Trump ordnete Abzug der US-Truppen an

US-Präsident Donald Trump hatte zuvor mit der Entscheidung für einen Rückzug amerikanischer Truppen aus der Region den Weg für eine türkische Offensive im Nordosten Syriens geebnet. Die Türkei will dort eine sogenannte Sicherheitszone schaffen, aus der sich die YPG zurückziehen soll. Die Regierung in Ankara stuft die Kurden-Miliz als Terrororganisation ein.

Die YPG-Kämpfer waren der wichtigste Verbündete der USA im Kampf gegen die Extremistengruppe Islamischer Staat in Syrien. Viele US-Politiker werfen Trump vor, die Verbündeten im Stich gelassen zu haben. Eine Stellungnahme der YPG zu dem jüngsten Vorfall in Tal Abjad lag zunächst nicht vor.

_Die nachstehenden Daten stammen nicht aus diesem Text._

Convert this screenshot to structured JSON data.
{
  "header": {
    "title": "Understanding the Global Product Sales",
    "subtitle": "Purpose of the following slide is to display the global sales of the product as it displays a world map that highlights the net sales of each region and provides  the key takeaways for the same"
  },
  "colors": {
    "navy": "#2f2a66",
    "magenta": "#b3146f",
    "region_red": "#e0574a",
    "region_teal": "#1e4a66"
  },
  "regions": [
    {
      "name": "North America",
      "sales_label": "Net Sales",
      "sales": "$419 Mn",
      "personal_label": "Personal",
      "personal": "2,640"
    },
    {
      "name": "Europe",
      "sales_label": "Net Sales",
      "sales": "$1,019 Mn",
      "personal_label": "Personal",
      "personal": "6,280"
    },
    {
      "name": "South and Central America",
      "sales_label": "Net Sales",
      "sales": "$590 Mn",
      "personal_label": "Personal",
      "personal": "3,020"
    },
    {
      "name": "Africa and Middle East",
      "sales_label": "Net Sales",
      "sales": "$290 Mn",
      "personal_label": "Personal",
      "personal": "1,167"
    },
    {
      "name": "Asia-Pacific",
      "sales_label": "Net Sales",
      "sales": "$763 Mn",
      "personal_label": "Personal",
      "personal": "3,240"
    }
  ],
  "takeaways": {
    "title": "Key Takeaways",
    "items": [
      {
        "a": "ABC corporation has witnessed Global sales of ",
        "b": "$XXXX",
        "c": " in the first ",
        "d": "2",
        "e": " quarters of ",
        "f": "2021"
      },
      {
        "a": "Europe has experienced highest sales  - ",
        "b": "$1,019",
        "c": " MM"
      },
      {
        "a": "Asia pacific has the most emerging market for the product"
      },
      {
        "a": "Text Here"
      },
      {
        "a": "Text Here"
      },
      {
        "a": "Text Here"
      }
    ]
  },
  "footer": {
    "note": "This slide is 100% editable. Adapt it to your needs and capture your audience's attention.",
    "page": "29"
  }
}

Syrien Krieg Grenze Türkei | Abzug US-Truppen in Sheikhan, Irak (Getty Images/B. Smith)

Die US-Truppen auf dem Weg in den Irak

US-Truppen sollen im Irak gegen IS kämpfen

Unterdessen gab US-Verteidigungsminister Mark Esper bekannt, dass die aus Syrien abrückenden US-Truppen im Westen des Irak eingesetzt werden. Dort sollten die rund 1000 Soldaten den Feldzug gegen den "Islamischen Staat" fortsetzen. Der Truppenabzug laufe zügig weiter, er werde "Wochen, nicht Tage" dauern.